Irked by telemarketing calls?
So is the HHS Office of Inspector General — and if durable medical equipment suppliers don’t take heed, they could end up defending themselves against False Claims Act charges.
In a Special Fraud Alert released March 3 — the first such issuance from the OIG since early 2000 — the watchdog agency warns DME suppliers that they can’t get around a ban on making unsolicited telephone sales calls to Medicare beneficiaries by hiring independent marketing firms.
The agency says it has received “credible information” that some suppliers are using such firms to improperly market DME — and states in no uncertain terms such sales tactics could make them vulnerable to lawsuits under the powerful False Claims Act.
“Suppliers cannot do indirectly that which they are prohibited from doing directly,” the fraud alert states.
There are only three exceptions to the general ban on phone solicitations, the OIG points out:
• when the bene has given the supplier written permission to make contact by telephone;
• when the phone contact involves a covered item the supplier has already provided to the beneficiary; and
• when the supplier has furnished at least one covered item to the beneficiary during the preceding 15 months.

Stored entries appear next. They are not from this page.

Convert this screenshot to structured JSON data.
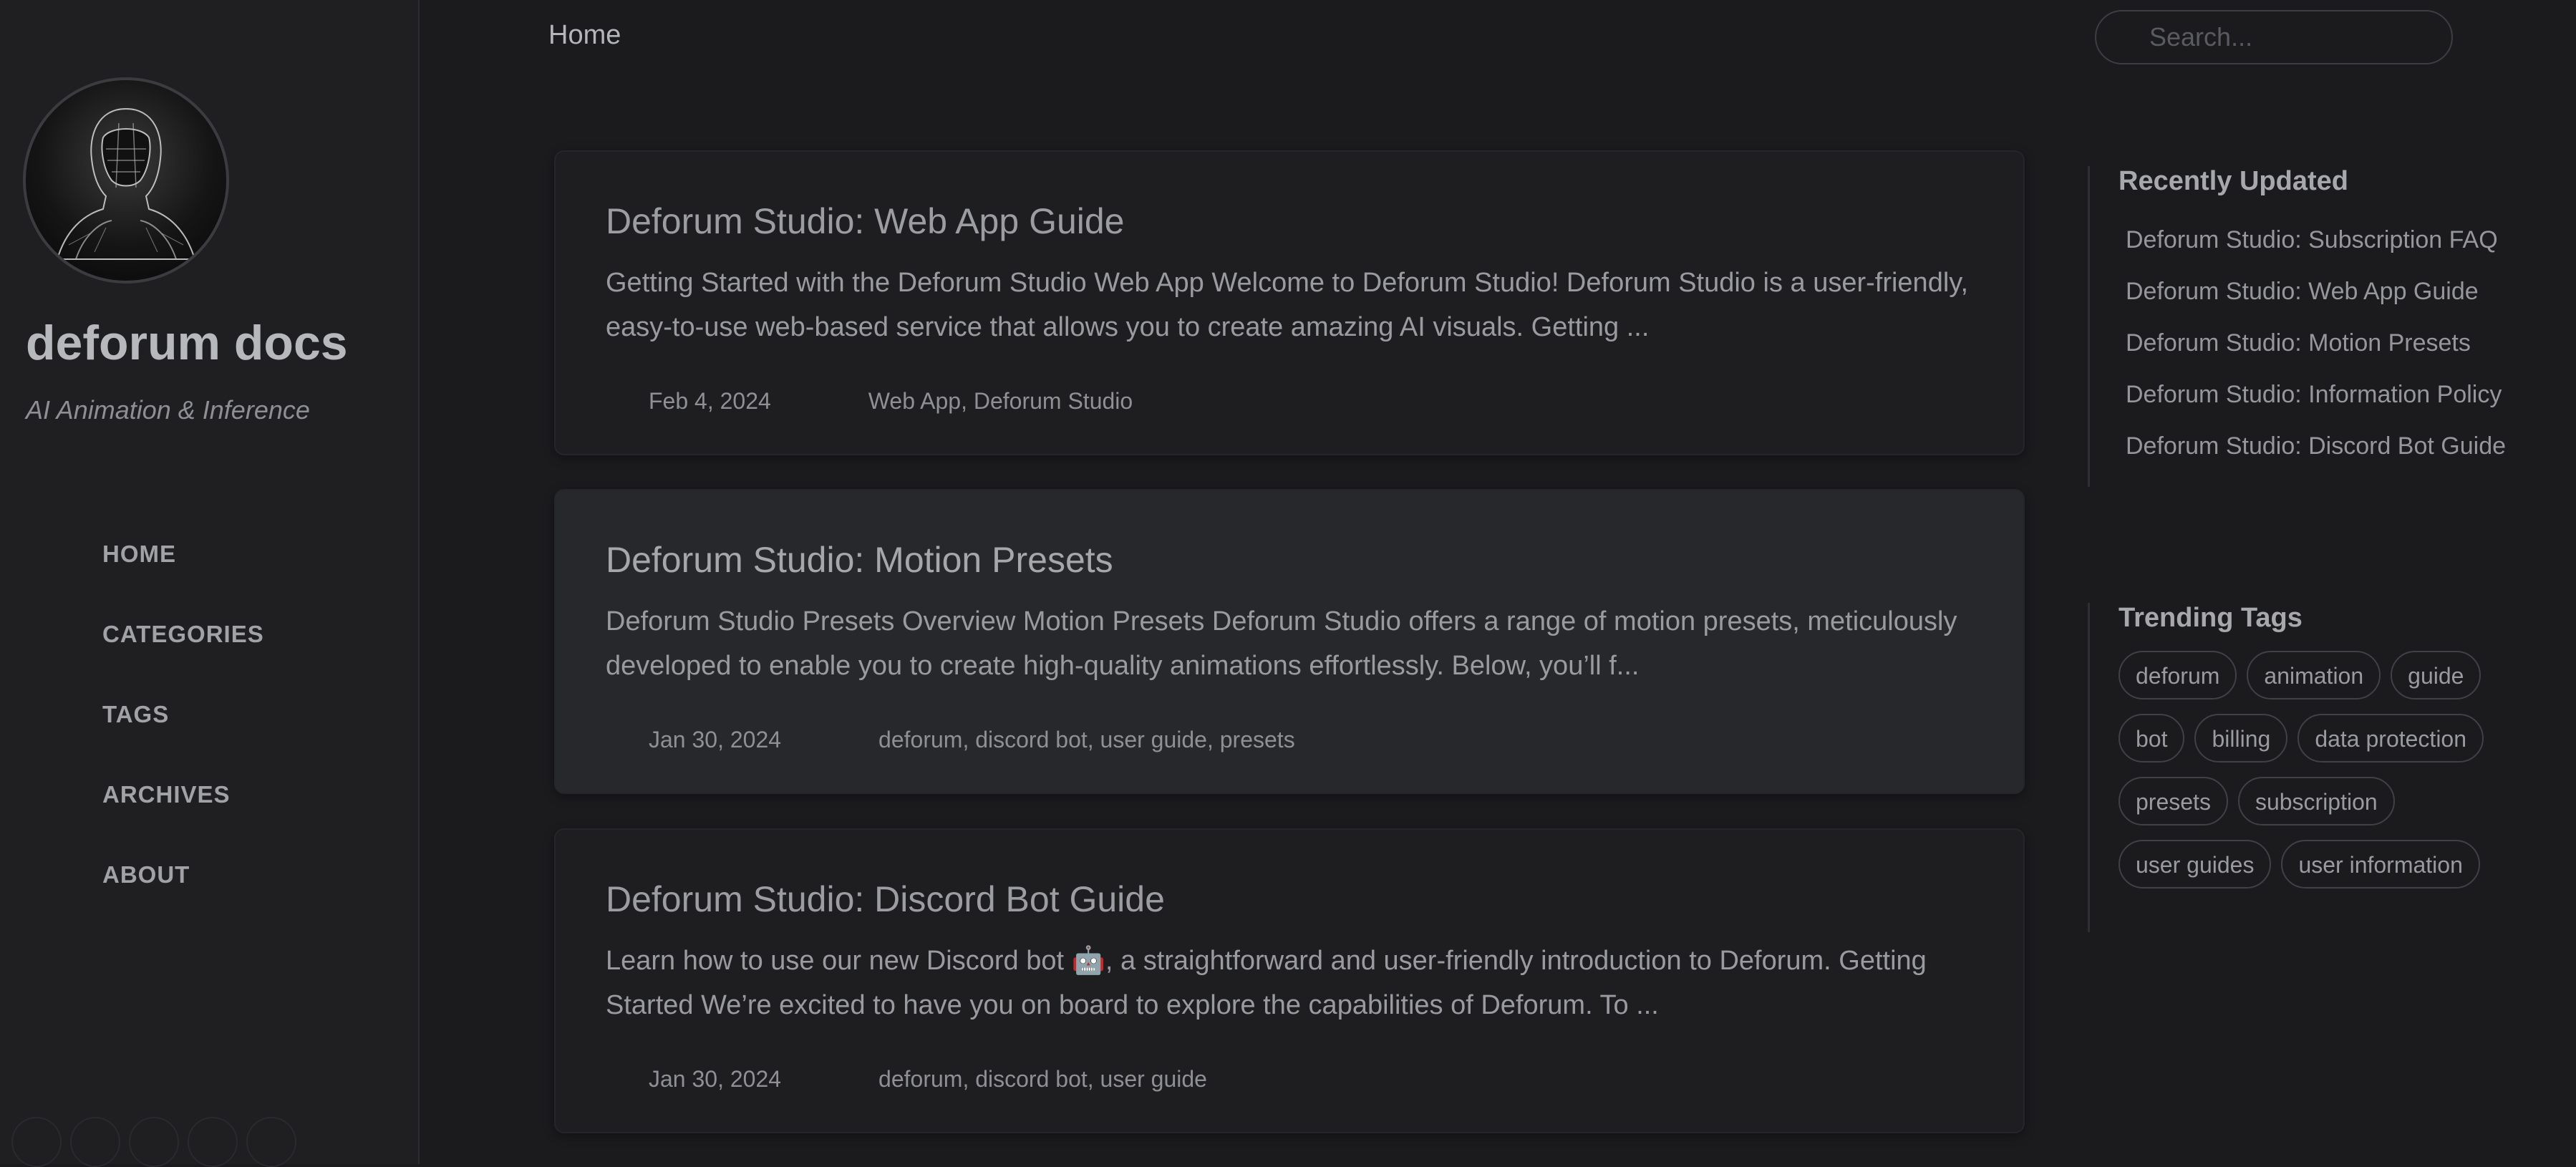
{
  "site": {
    "title": "deforum docs",
    "subtitle": "AI Animation & Inference"
  },
  "nav": {
    "items": [
      {
        "label": "HOME"
      },
      {
        "label": "CATEGORIES"
      },
      {
        "label": "TAGS"
      },
      {
        "label": "ARCHIVES"
      },
      {
        "label": "ABOUT"
      }
    ]
  },
  "topbar": {
    "title": "Home",
    "search_placeholder": "Search..."
  },
  "posts": [
    {
      "title": "Deforum Studio: Web App Guide",
      "excerpt": "Getting Started with the Deforum Studio Web App Welcome to Deforum Studio! Deforum Studio is a user-friendly, easy-to-use web-based service that allows you to create amazing AI visuals. Getting ...",
      "date": "Feb 4, 2024",
      "tags": "Web App, Deforum Studio"
    },
    {
      "title": "Deforum Studio: Motion Presets",
      "excerpt": "Deforum Studio Presets Overview Motion Presets Deforum Studio offers a range of motion presets, meticulously developed to enable you to create high-quality animations effortlessly. Below, you’ll f...",
      "date": "Jan 30, 2024",
      "tags": "deforum, discord bot, user guide, presets"
    },
    {
      "title": "Deforum Studio: Discord Bot Guide",
      "excerpt": "Learn how to use our new Discord bot 🤖, a straightforward and user-friendly introduction to Deforum. Getting Started We’re excited to have you on board to explore the capabilities of Deforum. To ...",
      "date": "Jan 30, 2024",
      "tags": "deforum, discord bot, user guide"
    }
  ],
  "recently_updated": {
    "heading": "Recently Updated",
    "items": [
      "Deforum Studio: Subscription FAQ",
      "Deforum Studio: Web App Guide",
      "Deforum Studio: Motion Presets",
      "Deforum Studio: Information Policy",
      "Deforum Studio: Discord Bot Guide"
    ]
  },
  "trending_tags": {
    "heading": "Trending Tags",
    "items": [
      "deforum",
      "animation",
      "guide",
      "bot",
      "billing",
      "data protection",
      "presets",
      "subscription",
      "user guides",
      "user information"
    ]
  }
}
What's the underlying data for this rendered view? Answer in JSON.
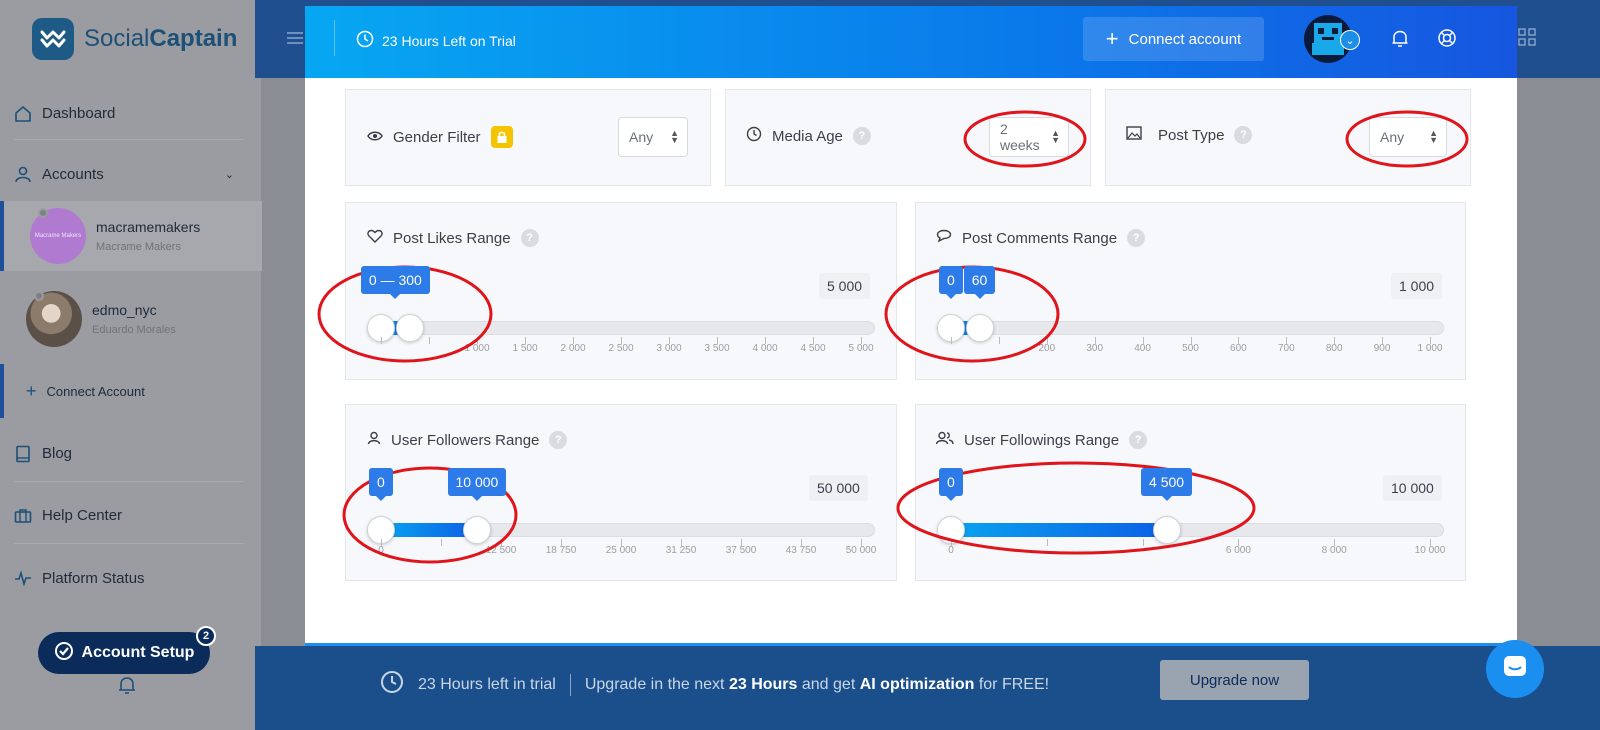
{
  "brand": {
    "name_part1": "Social",
    "name_part2": "Captain"
  },
  "sidebar": {
    "dashboard": "Dashboard",
    "accounts": "Accounts",
    "account_list": [
      {
        "username": "macramemakers",
        "name": "Macrame Makers",
        "avatar_text": "Macrame Makers"
      },
      {
        "username": "edmo_nyc",
        "name": "Eduardo Morales"
      }
    ],
    "connect_account": "Connect Account",
    "blog": "Blog",
    "help_center": "Help Center",
    "platform_status": "Platform Status",
    "account_setup": "Account Setup",
    "account_setup_badge": "2"
  },
  "topbar": {
    "trial": "23 Hours Left on Trial",
    "connect_button": "Connect account"
  },
  "filters": {
    "gender": {
      "label": "Gender Filter",
      "value": "Any"
    },
    "media_age": {
      "label": "Media Age",
      "value": "2 weeks"
    },
    "post_type": {
      "label": "Post Type",
      "value": "Any"
    }
  },
  "ranges": {
    "post_likes": {
      "label": "Post Likes Range",
      "low": 0,
      "high": 300,
      "tip": "0 — 300",
      "max_label": "5 000",
      "max": 5000,
      "ticks": [
        "",
        "",
        "1 000",
        "1 500",
        "2 000",
        "2 500",
        "3 000",
        "3 500",
        "4 000",
        "4 500",
        "5 000"
      ]
    },
    "post_comments": {
      "label": "Post Comments Range",
      "low": 0,
      "high": 60,
      "tip_low": "0",
      "tip_high": "60",
      "max_label": "1 000",
      "max": 1000,
      "ticks": [
        "",
        "",
        "200",
        "300",
        "400",
        "500",
        "600",
        "700",
        "800",
        "900",
        "1 000"
      ]
    },
    "user_followers": {
      "label": "User Followers Range",
      "low": 0,
      "high": 10000,
      "tip_low": "0",
      "tip_high": "10 000",
      "max_label": "50 000",
      "max": 50000,
      "ticks": [
        "0",
        "",
        "12 500",
        "18 750",
        "25 000",
        "31 250",
        "37 500",
        "43 750",
        "50 000"
      ]
    },
    "user_followings": {
      "label": "User Followings Range",
      "low": 0,
      "high": 4500,
      "tip_low": "0",
      "tip_high": "4 500",
      "max_label": "10 000",
      "max": 10000,
      "ticks": [
        "0",
        "",
        "",
        "6 000",
        "8 000",
        "10 000"
      ]
    }
  },
  "banner": {
    "trial": "23 Hours left in trial",
    "msg_part1": "Upgrade in the next",
    "msg_hours": "23 Hours",
    "msg_part2": "and get",
    "msg_feature": "AI optimization",
    "msg_part3": "for FREE!",
    "upgrade_button": "Upgrade now"
  },
  "colors": {
    "accent": "#2d7be8",
    "annotation": "#e0141b",
    "brand": "#1d4f77"
  },
  "icons": [
    "logo-icon",
    "menu-icon",
    "clock-icon",
    "plus-icon",
    "bell-icon",
    "lifebuoy-icon",
    "grid-icon",
    "home-icon",
    "user-icon",
    "chevron-down-icon",
    "book-icon",
    "briefcase-icon",
    "pulse-icon",
    "eye-icon",
    "lock-icon",
    "image-icon",
    "heart-icon",
    "comment-icon",
    "users-icon",
    "check-circle-icon",
    "chat-icon"
  ]
}
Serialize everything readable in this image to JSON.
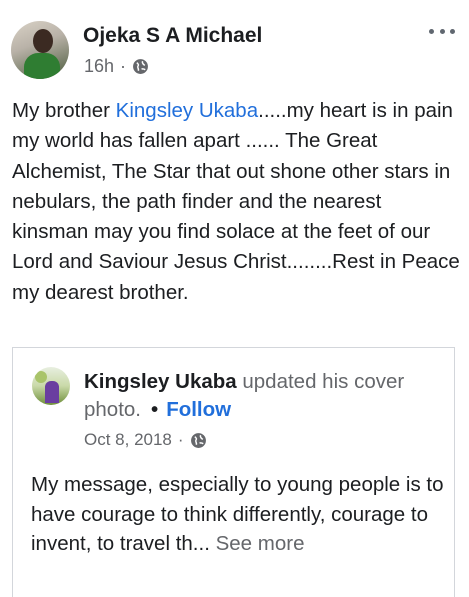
{
  "post": {
    "author": "Ojeka S A Michael",
    "time": "16h",
    "separator": "·",
    "privacy_icon": "globe-icon",
    "more_icon": "more-options-icon",
    "text_before_mention": "My brother ",
    "mention": "Kingsley Ukaba",
    "text_after_mention": ".....my heart is in pain my world has fallen apart ...... The Great Alchemist, The Star that out shone other stars in nebulars, the path finder and the nearest kinsman may you find solace at the feet of our Lord and Saviour Jesus Christ........Rest in Peace my dearest brother."
  },
  "shared": {
    "name": "Kingsley Ukaba",
    "action": " updated his cover photo.",
    "dot": "•",
    "follow_label": "Follow",
    "date": "Oct 8, 2018",
    "separator": "·",
    "privacy_icon": "globe-icon",
    "text": "My message, especially to young people is to have courage to think differently, courage to invent, to travel th...",
    "see_more": "See more"
  },
  "colors": {
    "link_blue": "#216fdb",
    "meta_gray": "#65676b",
    "text_dark": "#1c1e21"
  }
}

The general telemarketing ban “helps ensure Medicare beneficiaries aren’t pressured into buying items they neither need nor want and that taxpayers are not stuck paying the tab for unnecessary items,” says OIG chief Janet Rehnquist. “We are determined to investigate reports we receive about such practices and hold violators accountable,” she warns.
Lesson Learned: Suppliers considering the use of telemarketing to drum up new Medicare business should put their plans aside — or tread very carefully in accordance with the exceptions to the general telemarketing prohibition.